Valor: O quanto desse quadro negativo é questão de percepção?
Teixeira: É tudo uma questão de percepção. O crescimento potencial, por exemplo. Os mesmos modelos que são utilizados hoje diziam em 2007, 2008, 2009 que o país era capaz de crescer de forma sustentada 4%, os mais pessimistas, 3,5%, e gente muito otimista falava em 5%. Os mesmos modelos dizem hoje que o crescimento potencial é ali entre 2% e 2,4%. Esses mesmos modelos rodados no fim de 2015 provavelmente sinalizarão que o crescimento potencial da economia é menor do que 2%.
Valor: O que fazer?
Teixeira: Em várias instâncias no Brasil se pergunta, e agora? No Congresso, por exemplo. As medidas de ajuste fiscal e questão da desoneração da folha. Com mais ou menos flexibilidade, serão aprovadas. E depois? O governo encaminhou várias medidas de ajuste. E agora? Cadê o programa para tentar estimular a economia? Nos parece que precisa de um plano de ação. Qual é a incerteza hoje? Há rigidez grande para cortar gastos e, a menos que venham medidas que realmente importam, o caminho mais fácil é sempre de aumento das receitas. E a discussão que se ouve é de aumento do imposto de renda pessoa física para salários maiores; se fala também do JCP; aumento de IOF adicional; em CPMF. É um grau de incerteza sobre o que pode vir por aí que retrai tanto o consumidor quanto o empresário. Como ele vai fazer investimento? Esse grau de incerteza torna muito difícil a recuperação.
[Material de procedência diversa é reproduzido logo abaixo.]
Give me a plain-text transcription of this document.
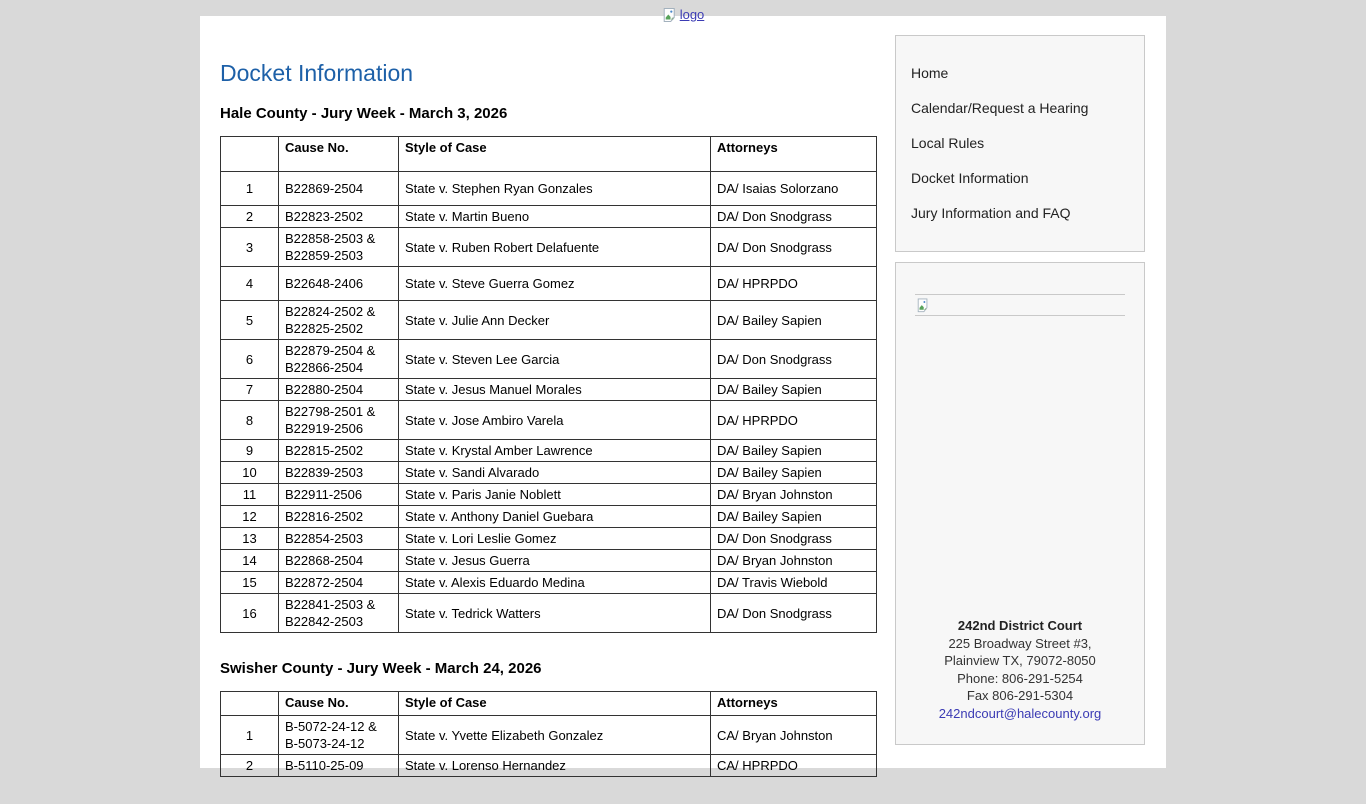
logo
Docket Information
Hale County - Jury Week - March 3, 2026
	Cause No.	Style of Case	Attorneys
1	B22869-2504	State v. Stephen Ryan Gonzales	DA/ Isaias Solorzano
2	B22823-2502	State v. Martin Bueno	DA/ Don Snodgrass
3	B22858-2503 &
B22859-2503	State v. Ruben Robert Delafuente	DA/ Don Snodgrass
4	B22648-2406	State v. Steve Guerra Gomez	DA/ HPRPDO
5	B22824-2502 &
B22825-2502	State v. Julie Ann Decker	DA/ Bailey Sapien
6	B22879-2504 &
B22866-2504	State v. Steven Lee Garcia	DA/ Don Snodgrass
7	B22880-2504	State v. Jesus Manuel Morales	DA/ Bailey Sapien
8	B22798-2501 &
B22919-2506	State v. Jose Ambiro Varela	DA/ HPRPDO
9	B22815-2502	State v. Krystal Amber Lawrence	DA/ Bailey Sapien
10	B22839-2503	State v. Sandi Alvarado	DA/ Bailey Sapien
11	B22911-2506	State v. Paris Janie Noblett	DA/ Bryan Johnston
12	B22816-2502	State v. Anthony Daniel Guebara	DA/ Bailey Sapien
13	B22854-2503	State v. Lori Leslie Gomez	DA/ Don Snodgrass
14	B22868-2504	State v. Jesus Guerra	DA/ Bryan Johnston
15	B22872-2504	State v. Alexis Eduardo Medina	DA/ Travis Wiebold
16	B22841-2503 &
B22842-2503	State v. Tedrick Watters	DA/ Don Snodgrass
Swisher County - Jury Week - March 24, 2026
	Cause No.	Style of Case	Attorneys
1	B-5072-24-12 &
B-5073-24-12	State v. Yvette Elizabeth Gonzalez	CA/ Bryan Johnston
2	B-5110-25-09	State v. Lorenso Hernandez	CA/ HPRPDO
Home
Calendar/Request a Hearing
Local Rules
Docket Information
Jury Information and FAQ
242nd District Court
225 Broadway Street #3,
Plainview TX, 79072-8050
Phone: 806-291-5254
Fax 806-291-5304
242ndcourt@halecounty.org
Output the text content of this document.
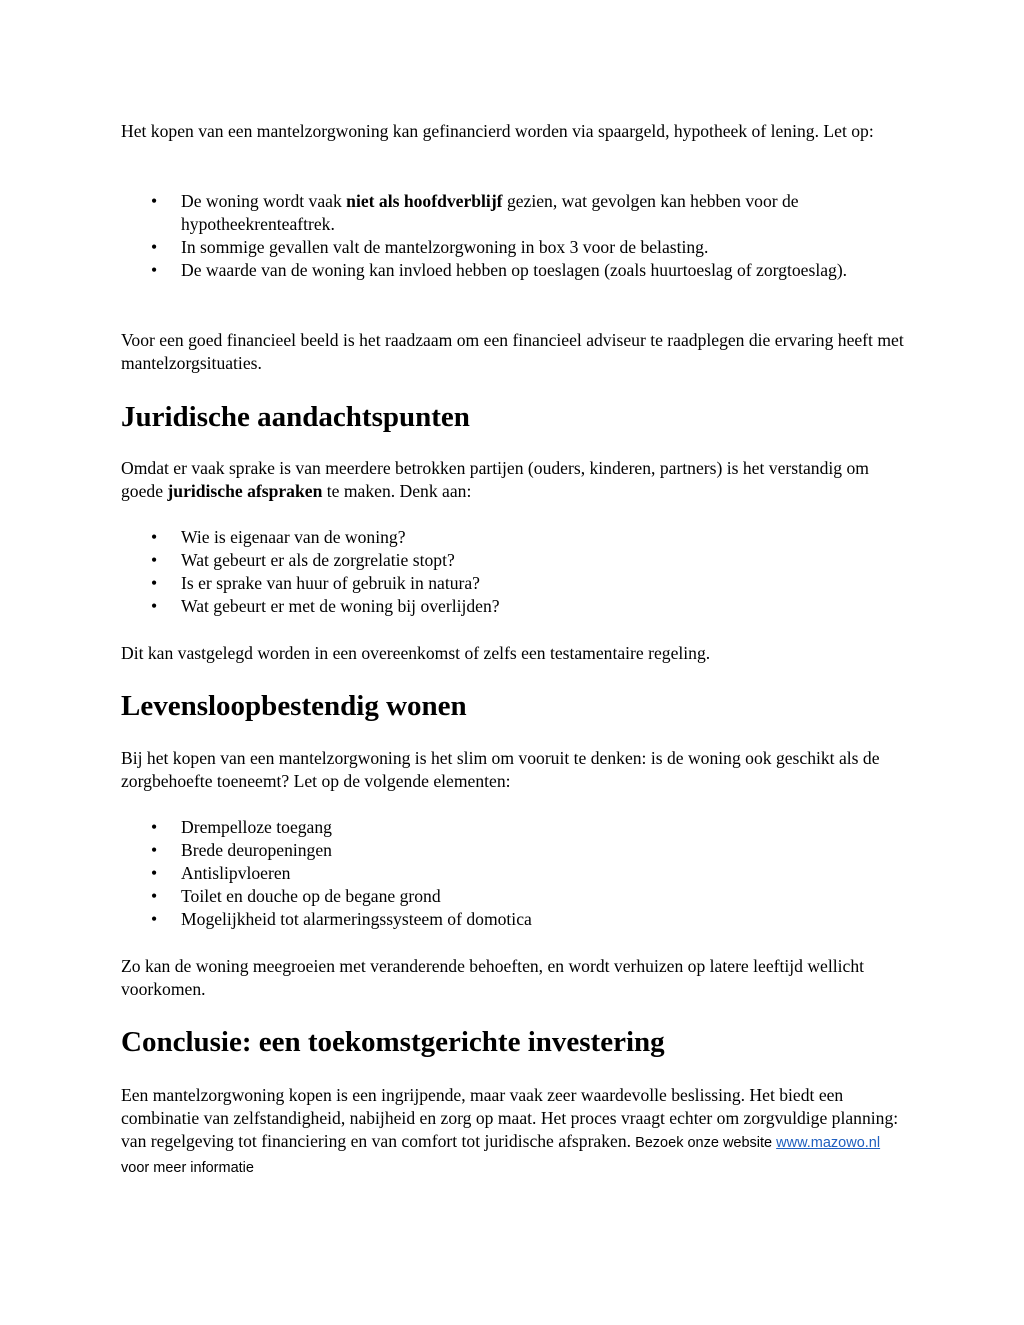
Het kopen van een mantelzorgwoning kan gefinancierd worden via spaargeld, hypotheek of lening. Let op:

• De woning wordt vaak niet als hoofdverblijf gezien, wat gevolgen kan hebben voor de hypotheekrenteaftrek.
• In sommige gevallen valt de mantelzorgwoning in box 3 voor de belasting.
• De waarde van de woning kan invloed hebben op toeslagen (zoals huurtoeslag of zorgtoeslag).

Voor een goed financieel beeld is het raadzaam om een financieel adviseur te raadplegen die ervaring heeft met mantelzorgsituaties.

Juridische aandachtspunten

Omdat er vaak sprake is van meerdere betrokken partijen (ouders, kinderen, partners) is het verstandig om goede juridische afspraken te maken. Denk aan:

• Wie is eigenaar van de woning?
• Wat gebeurt er als de zorgrelatie stopt?
• Is er sprake van huur of gebruik in natura?
• Wat gebeurt er met de woning bij overlijden?

Dit kan vastgelegd worden in een overeenkomst of zelfs een testamentaire regeling.

Levensloopbestendig wonen

Bij het kopen van een mantelzorgwoning is het slim om vooruit te denken: is de woning ook geschikt als de zorgbehoefte toeneemt? Let op de volgende elementen:

• Drempelloze toegang
• Brede deuropeningen
• Antislipvloeren
• Toilet en douche op de begane grond
• Mogelijkheid tot alarmeringssysteem of domotica

Zo kan de woning meegroeien met veranderende behoeften, en wordt verhuizen op latere leeftijd wellicht voorkomen.

Conclusie: een toekomstgerichte investering

Een mantelzorgwoning kopen is een ingrijpende, maar vaak zeer waardevolle beslissing. Het biedt een combinatie van zelfstandigheid, nabijheid en zorg op maat. Het proces vraagt echter om zorgvuldige planning: van regelgeving tot financiering en van comfort tot juridische afspraken. Bezoek onze website www.mazowo.nl voor meer informatie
Valor: Mas muita coisa que o mercado pleiteava no fim do ano passado não foi colocada?
Teixeira: Sim, mas em 12 meses, o déficit primário é de 0,8% do PIB. Parte substancial do resultado primário conseguido até agora foi de Estados e municípios. E quando se conversa com governadores e prefeitos eles dizem que isso é temporário, que a situação é muito difícil e que nos próximos meses veremos uma piora nos resultados destes entes. Os resultados fiscais caminham na direção correta, mas são compostos muito pelo ajuste das receitas e aumento das alíquotas, o que resulta em aumento da inflação. O país precisava caminhar para maior previsibilidade. Num prazo mais longo, a Previdência tem problemas gravíssimos. Eu vejo uma paixão nessa questão do fator previdenciário, mas, me parece, ao nos afastarmos um pouco da questão, que, talvez, isso tenha sido favorável.
Valor: Em que sentido?
Teixeira: Pelo menos agora, assumindo que a presidente venha a vetar, ela vai encaminhar alguma medida de alteração da legislação. O fato de o Congresso ter colocado ali o fator previdenciário tornou necessário que o governo discuta esse tema. A nossa expectativa é que as alternativas sejam favoráveis para trazer esse déficit para patamares menores ou então impedir a continuidade do aumento.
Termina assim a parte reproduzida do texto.